"City Sanctuary", plein air pastel on dark Wallis sandpaper, 14 June 2009.
Painting the garden has been a combination of fun and extraordinary challenge. Verbalizing the difficulty with fellow painters has raised the issues involved and helped pinpoint them. The design is already done. There is a wild variety of shape/color/pattern issues that both limit artistic interpretation and force compliance of some sort for there to be a rendering at all. The color swaths also add a potential compositional hazard but are required in order to anchor the subject in reality. There's a lot going on. Because there are so many shapes/patterns/edges, the effects of the sun traveling is much more apparent than when in nature a plant community is rarely isolated to a handful of specimens and also limited to a handful of species. There is a formalized aspect of the garden space that again is predetermined and limits/compells the design making artistic processing much more convoluted and risky for the final interpretation to be successful.

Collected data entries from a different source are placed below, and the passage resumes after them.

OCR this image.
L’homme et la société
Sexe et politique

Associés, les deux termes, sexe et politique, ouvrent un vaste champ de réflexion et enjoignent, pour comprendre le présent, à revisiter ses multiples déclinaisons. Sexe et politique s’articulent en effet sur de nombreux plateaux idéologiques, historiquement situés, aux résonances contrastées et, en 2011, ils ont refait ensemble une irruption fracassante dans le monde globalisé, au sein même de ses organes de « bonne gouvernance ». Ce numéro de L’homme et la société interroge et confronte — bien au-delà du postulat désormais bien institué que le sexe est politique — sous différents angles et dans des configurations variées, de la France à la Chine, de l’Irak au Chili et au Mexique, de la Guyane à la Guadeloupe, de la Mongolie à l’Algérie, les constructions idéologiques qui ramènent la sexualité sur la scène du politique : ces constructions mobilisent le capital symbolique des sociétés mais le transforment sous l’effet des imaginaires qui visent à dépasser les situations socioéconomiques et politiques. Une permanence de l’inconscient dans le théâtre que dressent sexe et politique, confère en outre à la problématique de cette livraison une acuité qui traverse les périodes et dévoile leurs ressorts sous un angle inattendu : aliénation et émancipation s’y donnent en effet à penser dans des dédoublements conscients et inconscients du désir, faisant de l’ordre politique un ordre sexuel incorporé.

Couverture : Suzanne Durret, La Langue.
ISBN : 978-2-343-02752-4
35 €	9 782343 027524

And, so, today I learned something important about getting the work done in a garden. Use the rectangles. Working in my currently happy format of very wide, and wider, I'm finding that the inherent rectangles of the garden can be used to structure the shapes in my painting compositions to my advantage. It is more geometric and much less organic, so be it. Leverage these things.
As Robert Genn has said many times about showing up for the work and finding one's way, today's painting showed me how to wrangle the rectangle into a subordinate position that helps the composition rather than hacking away at it.